Umschlagbild Helge Johansson Promontory

© Lunata Berlin 2020

Inhalt

Des ersten Buches erster Teil Des ersten Buches erster Teil EINGANG Wer du auch seist: Am Abend tritt hinaus aus deiner Stube, drin du alles weißt; als letztes vor der Ferne liegt dein Haus: Wer du auch seist. Mit deinen Augen, welche müde kaum von der verbrauchten Schwelle sich befrein, hebst du ganz langsam einen schwarzen Baum und stellst ihn vor den Himmel: schlank, allein. Und hast die Welt gemacht. Und sie ist groß und wie ein Wort, das noch im Schweigen reift. Und wie dein Wille ihren Sinn begreift, lassen sie deine Augen zärtlich los....

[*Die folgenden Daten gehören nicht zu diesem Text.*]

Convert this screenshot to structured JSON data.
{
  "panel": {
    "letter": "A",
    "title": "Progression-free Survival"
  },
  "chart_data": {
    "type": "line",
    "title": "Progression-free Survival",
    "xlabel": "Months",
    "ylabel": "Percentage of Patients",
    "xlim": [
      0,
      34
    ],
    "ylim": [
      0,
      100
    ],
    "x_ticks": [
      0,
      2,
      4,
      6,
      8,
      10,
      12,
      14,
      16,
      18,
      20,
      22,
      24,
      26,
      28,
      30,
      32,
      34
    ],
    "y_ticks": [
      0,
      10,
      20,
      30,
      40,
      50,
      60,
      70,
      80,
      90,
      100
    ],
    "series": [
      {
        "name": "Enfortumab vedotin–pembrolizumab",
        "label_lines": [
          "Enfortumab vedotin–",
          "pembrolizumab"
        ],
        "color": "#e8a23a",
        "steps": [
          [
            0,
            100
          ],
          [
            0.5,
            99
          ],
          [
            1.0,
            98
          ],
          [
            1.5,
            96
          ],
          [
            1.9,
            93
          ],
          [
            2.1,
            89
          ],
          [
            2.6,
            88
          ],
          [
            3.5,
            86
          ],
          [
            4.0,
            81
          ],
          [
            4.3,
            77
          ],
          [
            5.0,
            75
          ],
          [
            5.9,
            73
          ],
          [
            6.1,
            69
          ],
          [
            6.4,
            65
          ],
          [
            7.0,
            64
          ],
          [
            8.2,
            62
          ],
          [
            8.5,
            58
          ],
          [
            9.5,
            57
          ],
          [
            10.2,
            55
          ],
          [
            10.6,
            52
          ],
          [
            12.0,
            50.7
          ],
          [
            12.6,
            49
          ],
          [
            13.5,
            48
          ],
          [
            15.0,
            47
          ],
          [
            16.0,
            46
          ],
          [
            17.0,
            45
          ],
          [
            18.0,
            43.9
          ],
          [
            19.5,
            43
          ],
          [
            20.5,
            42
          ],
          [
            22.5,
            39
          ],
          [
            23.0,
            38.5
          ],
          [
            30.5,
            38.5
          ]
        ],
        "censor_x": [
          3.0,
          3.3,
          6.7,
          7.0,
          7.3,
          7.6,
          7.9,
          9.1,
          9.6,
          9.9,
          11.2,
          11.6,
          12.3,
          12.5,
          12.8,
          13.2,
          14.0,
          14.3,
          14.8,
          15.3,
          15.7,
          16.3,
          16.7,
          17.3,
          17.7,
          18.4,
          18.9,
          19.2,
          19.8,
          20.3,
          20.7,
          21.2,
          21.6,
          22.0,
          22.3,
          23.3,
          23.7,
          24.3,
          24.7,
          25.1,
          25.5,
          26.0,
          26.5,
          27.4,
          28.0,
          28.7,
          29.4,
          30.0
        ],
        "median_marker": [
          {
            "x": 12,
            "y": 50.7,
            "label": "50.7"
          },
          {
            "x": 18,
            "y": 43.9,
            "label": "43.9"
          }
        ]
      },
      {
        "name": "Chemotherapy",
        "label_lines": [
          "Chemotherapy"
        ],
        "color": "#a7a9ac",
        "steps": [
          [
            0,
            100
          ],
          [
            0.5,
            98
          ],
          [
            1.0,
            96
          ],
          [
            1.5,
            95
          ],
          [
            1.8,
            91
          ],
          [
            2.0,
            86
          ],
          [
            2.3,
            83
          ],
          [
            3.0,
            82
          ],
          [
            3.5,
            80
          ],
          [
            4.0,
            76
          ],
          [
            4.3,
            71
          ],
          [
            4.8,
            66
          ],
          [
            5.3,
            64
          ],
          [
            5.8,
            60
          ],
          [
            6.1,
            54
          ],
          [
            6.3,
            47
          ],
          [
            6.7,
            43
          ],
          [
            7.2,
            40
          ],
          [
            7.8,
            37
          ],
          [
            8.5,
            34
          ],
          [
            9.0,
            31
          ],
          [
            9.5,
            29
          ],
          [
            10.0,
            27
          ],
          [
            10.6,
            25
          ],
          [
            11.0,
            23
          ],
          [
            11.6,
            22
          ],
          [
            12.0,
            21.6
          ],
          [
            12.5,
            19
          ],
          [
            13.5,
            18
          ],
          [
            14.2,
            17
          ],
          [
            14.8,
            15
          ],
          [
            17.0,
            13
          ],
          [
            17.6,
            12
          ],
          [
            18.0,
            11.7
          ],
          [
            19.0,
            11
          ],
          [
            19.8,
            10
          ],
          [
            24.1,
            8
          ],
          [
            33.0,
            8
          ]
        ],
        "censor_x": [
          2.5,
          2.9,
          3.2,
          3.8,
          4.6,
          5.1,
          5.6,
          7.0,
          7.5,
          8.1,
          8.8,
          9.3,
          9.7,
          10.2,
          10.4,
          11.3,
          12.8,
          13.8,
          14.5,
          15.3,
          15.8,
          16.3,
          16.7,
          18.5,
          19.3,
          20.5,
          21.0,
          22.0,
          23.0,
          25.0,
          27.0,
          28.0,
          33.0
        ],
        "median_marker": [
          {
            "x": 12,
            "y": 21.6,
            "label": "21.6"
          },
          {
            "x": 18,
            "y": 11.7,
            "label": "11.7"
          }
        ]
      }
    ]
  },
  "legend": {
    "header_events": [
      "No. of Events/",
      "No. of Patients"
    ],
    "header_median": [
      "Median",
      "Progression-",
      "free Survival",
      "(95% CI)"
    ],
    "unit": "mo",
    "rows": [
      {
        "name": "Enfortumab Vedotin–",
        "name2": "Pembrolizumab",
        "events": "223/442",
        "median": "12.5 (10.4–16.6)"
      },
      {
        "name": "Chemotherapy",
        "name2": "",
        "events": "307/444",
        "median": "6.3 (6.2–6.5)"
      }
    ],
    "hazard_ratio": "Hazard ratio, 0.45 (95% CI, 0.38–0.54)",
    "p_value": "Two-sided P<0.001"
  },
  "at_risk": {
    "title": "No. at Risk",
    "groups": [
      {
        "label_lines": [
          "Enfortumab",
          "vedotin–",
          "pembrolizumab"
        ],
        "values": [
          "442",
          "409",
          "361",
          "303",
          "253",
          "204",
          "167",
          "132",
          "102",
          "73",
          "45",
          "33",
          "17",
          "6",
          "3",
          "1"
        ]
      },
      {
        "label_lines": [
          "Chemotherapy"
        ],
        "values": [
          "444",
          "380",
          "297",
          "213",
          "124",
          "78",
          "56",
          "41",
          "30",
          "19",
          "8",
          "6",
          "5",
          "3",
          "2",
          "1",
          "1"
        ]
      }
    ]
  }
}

Des ersten Buches zweiter Teil

Des zweiten Buches erster Teil

Des zweiten Buches zweiter Teil

Des ersten Buches erster Teil

EINGANG

Wer du auch seist: Am Abend tritt hinaus

aus deiner Stube, drin du alles weißt;

als letztes vor der Ferne liegt dein Haus:

Wer du auch seist.

Mit deinen Augen, welche müde kaum

von der verbrauchten Schwelle sich befrein,

hebst du ganz langsam einen schwarzen Baum

und stellst ihn vor den Himmel: schlank, allein.

Und hast die Welt gemacht. Und sie ist groß

und wie ein Wort, das noch im Schweigen reift.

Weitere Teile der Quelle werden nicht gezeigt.